On the wall in my office hangs a photograph of Thomas Jefferson’s Rotunda dome at the University of Virginia. In the nighttime image, as soft yellow light glows from between the building’s white columns, a single bolt of brilliant white lightning zigzags from the heavens and connects with the top of the dome. It’s breathtaking.
I’ve noticed during the years that visitors under a certain age automatically assume the lightning bolt was digitally added using Photoshop, the image manipulation software. Under that assumption, the photo is no big deal. I invariably set the record straight, explaining that the moment occurred five years before Photoshop was invented. I try to get them to imagine the hundreds of failed pictures the photographer had to take – while standing outdoors in an electrical storm – before capturing Mother Nature’s finest sky fire along with the perfect measure of amber from within the building.

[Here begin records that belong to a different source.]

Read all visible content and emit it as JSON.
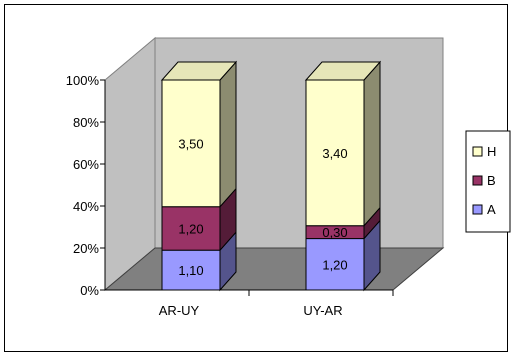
{
  "chart_data": {
    "type": "bar",
    "stacked": "percent",
    "three_d": true,
    "categories": [
      "AR-UY",
      "UY-AR"
    ],
    "series": [
      {
        "name": "A",
        "values": [
          1.1,
          1.2
        ],
        "labels": [
          "1,10",
          "1,20"
        ],
        "color": "#9999ff"
      },
      {
        "name": "B",
        "values": [
          1.2,
          0.3
        ],
        "labels": [
          "1,20",
          "0,30"
        ],
        "color": "#993366"
      },
      {
        "name": "H",
        "values": [
          3.5,
          3.4
        ],
        "labels": [
          "3,50",
          "3,40"
        ],
        "color": "#ffffcc"
      }
    ],
    "y_ticks": [
      "0%",
      "20%",
      "40%",
      "60%",
      "80%",
      "100%"
    ],
    "ylim": [
      0,
      100
    ],
    "legend_position": "right",
    "legend_order": [
      "H",
      "B",
      "A"
    ],
    "wall_color": "#c0c0c0",
    "floor_color": "#808080",
    "grid": false
  }
}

Despite being in the business of digital manipulation, I worry about its long-term effect on our appreciation of art.
After watching Transformers and the new Tron, I was confounded by their popularity, ranting to my kids that such movies are just computer games running for two hours on autoplay (made worse by formulaic dialogue and cliched acting). Then it dawned on me: they are popular precisely because they are two-hour videogames, the hottest form of entertainment eating up CPU cycles for a certain age group.
In the world of music, even my generation came of age with technology horning in on talent. It struck home recently when I bought a CD of the Beatles Let It Be… Naked, a re-release of the 1970 classic but without the orchestral overdubs and embellishments added during subsequent production. All you hear is perfect-pitch vocals and on-the-mark playing from one of the tightest bands ever. What you hear is pure talent, not technology.

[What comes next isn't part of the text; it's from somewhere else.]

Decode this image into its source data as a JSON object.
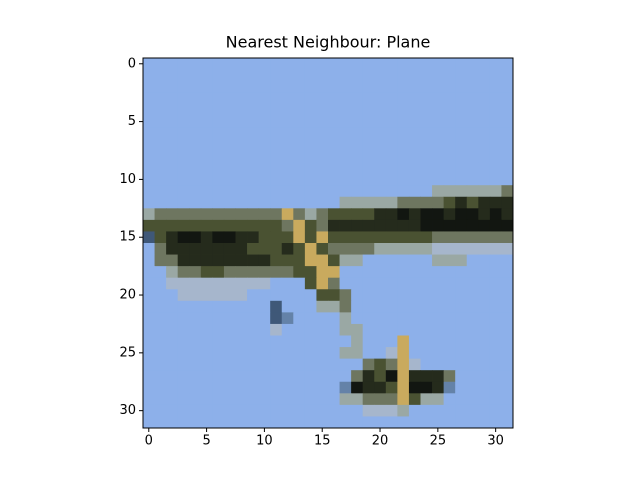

With today’s recorded music, you cannot be guaranteed that even the singer’s voice has not been digitally enhanced with auto-tune software. Can Britney sing? How can we be sure? And then there are digital drums, guitars, bass, keyboards, strings and everything else.
A large part of the wonder of art is marveling at what a human being can create. Have you ever seen a painting or heard a song and found yourself muttering, “How can a person possibly do that?” Have you ever seen Meryl Streep, Daniel Day-Lewis or Sean Penn on the big screen and just shaken your head in amazement?
I worry that the digitalization of our society is making it harder to separate the wheat of talent from the chaff of technology. If I wanted to, I could place your image on the top of Jefferson’s dome with a lightning rod in one hand and your hair wild like Christopher Lloyd’s character in Back to the Future, a mad-scientist spark in your eyes. But that wouldn’t make me an artist.
What’s next for the way we experience art? Smell-o-vision? The tactile sensation of guitar strings even though our hands are empty? I’m hoping for a backlash, an insistence expressed in the marketplace that we return to the pure revelation of remarkable talent. Our ability to create and express art sets us apart from the rest of the animal kingdom. Let’s show what we can do, pure and simple.